Zur Gruppe der lysosomalen Speichererkrankungen gehören Mukopolysaccharidosen (z.B. M. Hurler, M. Hunter, M. Sanfilippo), Sphingolipidosen (z.B. M. Fabry, M. Gaucher, ASMD [ehem. M. Niemann-Pick Typ A/B], GM1-Gangliosidose, GM2-Gangliosidosen [Typ Sandhoff/Tay-Sachs/GM2-Proteinaktivator-Mangel], M. Krabbe, metachromatische Leukodystrophie [MLD], M. Farber), Oligosaccharidosen (z.B. α-Mannosidose, Fukosidose, Sialidose) sowie weitere Entitäten wie M. Pompe (infantile und late-onset Form), Mukolipidosen, neuronale Ceroidlipofuszinosen (NCL), M. Wolman und freie Sialinsäurespeichererkrankung (FSASD).
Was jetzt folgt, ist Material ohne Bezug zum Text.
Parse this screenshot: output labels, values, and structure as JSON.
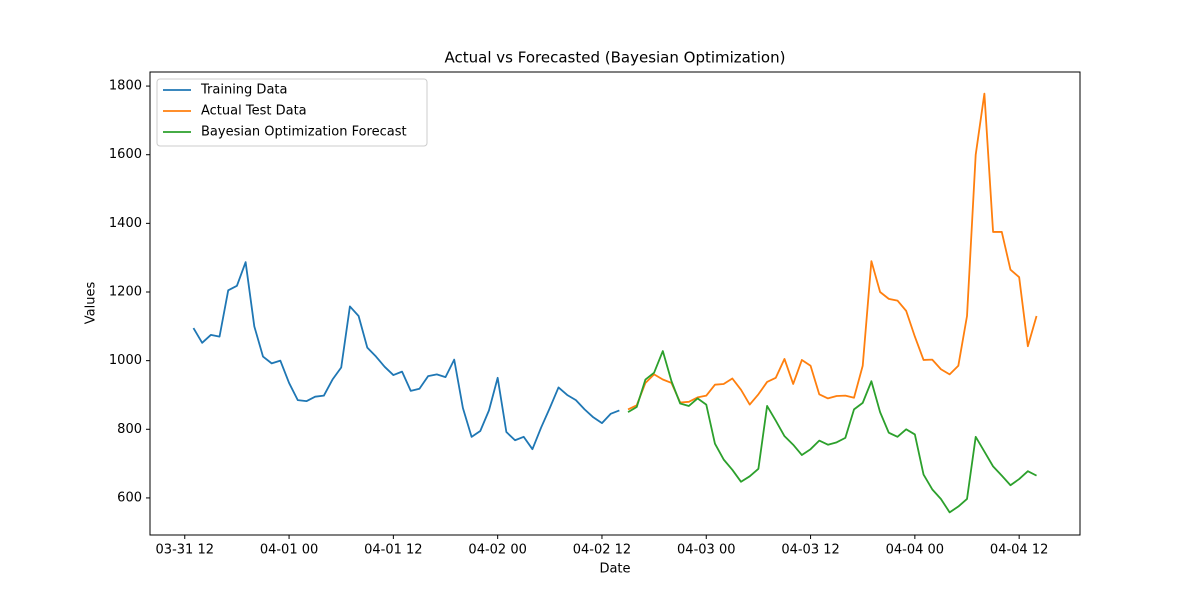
{
  "chart_data": {
    "type": "line",
    "title": "Actual vs Forecasted (Bayesian Optimization)",
    "x_label": "Date",
    "y_label": "Values",
    "x": [
      "03-31 13",
      "03-31 14",
      "03-31 15",
      "03-31 16",
      "03-31 17",
      "03-31 18",
      "03-31 19",
      "03-31 20",
      "03-31 21",
      "03-31 22",
      "03-31 23",
      "04-01 00",
      "04-01 01",
      "04-01 02",
      "04-01 03",
      "04-01 04",
      "04-01 05",
      "04-01 06",
      "04-01 07",
      "04-01 08",
      "04-01 09",
      "04-01 10",
      "04-01 11",
      "04-01 12",
      "04-01 13",
      "04-01 14",
      "04-01 15",
      "04-01 16",
      "04-01 17",
      "04-01 18",
      "04-01 19",
      "04-01 20",
      "04-01 21",
      "04-01 22",
      "04-01 23",
      "04-02 00",
      "04-02 01",
      "04-02 02",
      "04-02 03",
      "04-02 04",
      "04-02 05",
      "04-02 06",
      "04-02 07",
      "04-02 08",
      "04-02 09",
      "04-02 10",
      "04-02 11",
      "04-02 12",
      "04-02 13",
      "04-02 14",
      "04-02 15",
      "04-02 16",
      "04-02 17",
      "04-02 18",
      "04-02 19",
      "04-02 20",
      "04-02 21",
      "04-02 22",
      "04-02 23",
      "04-03 00",
      "04-03 01",
      "04-03 02",
      "04-03 03",
      "04-03 04",
      "04-03 05",
      "04-03 06",
      "04-03 07",
      "04-03 08",
      "04-03 09",
      "04-03 10",
      "04-03 11",
      "04-03 12",
      "04-03 13",
      "04-03 14",
      "04-03 15",
      "04-03 16",
      "04-03 17",
      "04-03 18",
      "04-03 19",
      "04-03 20",
      "04-03 21",
      "04-03 22",
      "04-03 23",
      "04-04 00",
      "04-04 01",
      "04-04 02",
      "04-04 03",
      "04-04 04",
      "04-04 05",
      "04-04 06",
      "04-04 07",
      "04-04 08",
      "04-04 09",
      "04-04 10",
      "04-04 11",
      "04-04 12",
      "04-04 13",
      "04-04 14"
    ],
    "series": [
      {
        "name": "Training Data",
        "color": "#1f77b4",
        "values": [
          1095,
          1052,
          1075,
          1070,
          1205,
          1218,
          1287,
          1100,
          1012,
          992,
          1000,
          935,
          885,
          882,
          895,
          898,
          945,
          980,
          1158,
          1130,
          1038,
          1012,
          982,
          958,
          968,
          912,
          918,
          955,
          960,
          952,
          1003,
          862,
          778,
          795,
          855,
          950,
          792,
          768,
          778,
          742,
          805,
          862,
          922,
          900,
          885,
          858,
          835,
          818,
          845,
          855,
          null,
          null,
          null,
          null,
          null,
          null,
          null,
          null,
          null,
          null,
          null,
          null,
          null,
          null,
          null,
          null,
          null,
          null,
          null,
          null,
          null,
          null,
          null,
          null,
          null,
          null,
          null,
          null,
          null,
          null,
          null,
          null,
          null,
          null,
          null,
          null,
          null,
          null,
          null,
          null,
          null,
          null,
          null,
          null,
          null,
          null,
          null,
          null
        ]
      },
      {
        "name": "Actual Test Data",
        "color": "#ff7f0e",
        "values": [
          null,
          null,
          null,
          null,
          null,
          null,
          null,
          null,
          null,
          null,
          null,
          null,
          null,
          null,
          null,
          null,
          null,
          null,
          null,
          null,
          null,
          null,
          null,
          null,
          null,
          null,
          null,
          null,
          null,
          null,
          null,
          null,
          null,
          null,
          null,
          null,
          null,
          null,
          null,
          null,
          null,
          null,
          null,
          null,
          null,
          null,
          null,
          null,
          null,
          null,
          858,
          870,
          935,
          960,
          945,
          935,
          878,
          880,
          893,
          898,
          930,
          932,
          948,
          915,
          872,
          902,
          938,
          950,
          1005,
          932,
          1002,
          985,
          902,
          890,
          897,
          898,
          892,
          985,
          1290,
          1200,
          1180,
          1175,
          1145,
          1070,
          1002,
          1003,
          975,
          960,
          985,
          1130,
          1600,
          1778,
          1375,
          1375,
          1265,
          1243,
          1042,
          1130
        ]
      },
      {
        "name": "Bayesian Optimization Forecast",
        "color": "#2ca02c",
        "values": [
          null,
          null,
          null,
          null,
          null,
          null,
          null,
          null,
          null,
          null,
          null,
          null,
          null,
          null,
          null,
          null,
          null,
          null,
          null,
          null,
          null,
          null,
          null,
          null,
          null,
          null,
          null,
          null,
          null,
          null,
          null,
          null,
          null,
          null,
          null,
          null,
          null,
          null,
          null,
          null,
          null,
          null,
          null,
          null,
          null,
          null,
          null,
          null,
          null,
          null,
          850,
          865,
          945,
          965,
          1028,
          940,
          875,
          868,
          890,
          872,
          758,
          712,
          682,
          647,
          663,
          685,
          868,
          825,
          780,
          755,
          725,
          742,
          767,
          755,
          762,
          775,
          858,
          877,
          940,
          850,
          790,
          778,
          800,
          785,
          668,
          625,
          597,
          558,
          575,
          597,
          778,
          735,
          692,
          665,
          637,
          655,
          678,
          665
        ]
      }
    ],
    "xlim": [
      "03-31 08",
      "04-04 19"
    ],
    "xticks": [
      "03-31 12",
      "04-01 00",
      "04-01 12",
      "04-02 00",
      "04-02 12",
      "04-03 00",
      "04-03 12",
      "04-04 00",
      "04-04 12"
    ],
    "ylim": [
      492,
      1841
    ],
    "yticks": [
      600,
      800,
      1000,
      1200,
      1400,
      1600,
      1800
    ],
    "legend": "upper left"
  }
}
Unser interdisziplinäres Team besteht aus Ärzten, Krankenpflegern, Physiotherapeuten, Logopäden, Ergotherapeuten sowie Sozialarbeitern und Psychologen, die über langjährige Erfahrung in der Betreuung von Patienten mit lysosomalen Speichererkrankungen verfügen.
Durch Kooperation des Zentrums für Kinder- und Jugendmedizin, Sektion für Neuropädiatrie und angeborene Stoffwechselkrankheiten, mit dem Zentrum für Innere Medizin, Innere Medizin I, können wir eine altersübergreifende Betreuung vom Säuglingsalter bis zum hohen Erwachsenenalter anbieten.
Wir stehen in einem engen Netzwerk von spezialisierten Ansprechpartnern verschiedenster Fachdisziplinen unseres Klinikums (z.B. Kardiologie, Pulmonologie, Orthopädie, Neurochirurgie, Ophthalmologie und Anästhesiologie), um eine für lysosomale Speicherkrankheiten spezialisierte Versorgung zu leisten.
Des Weiteren sind wir national und international in der klinischen und experimentellen Forschung von lysosomalen Speichererkrankungen vernetzt.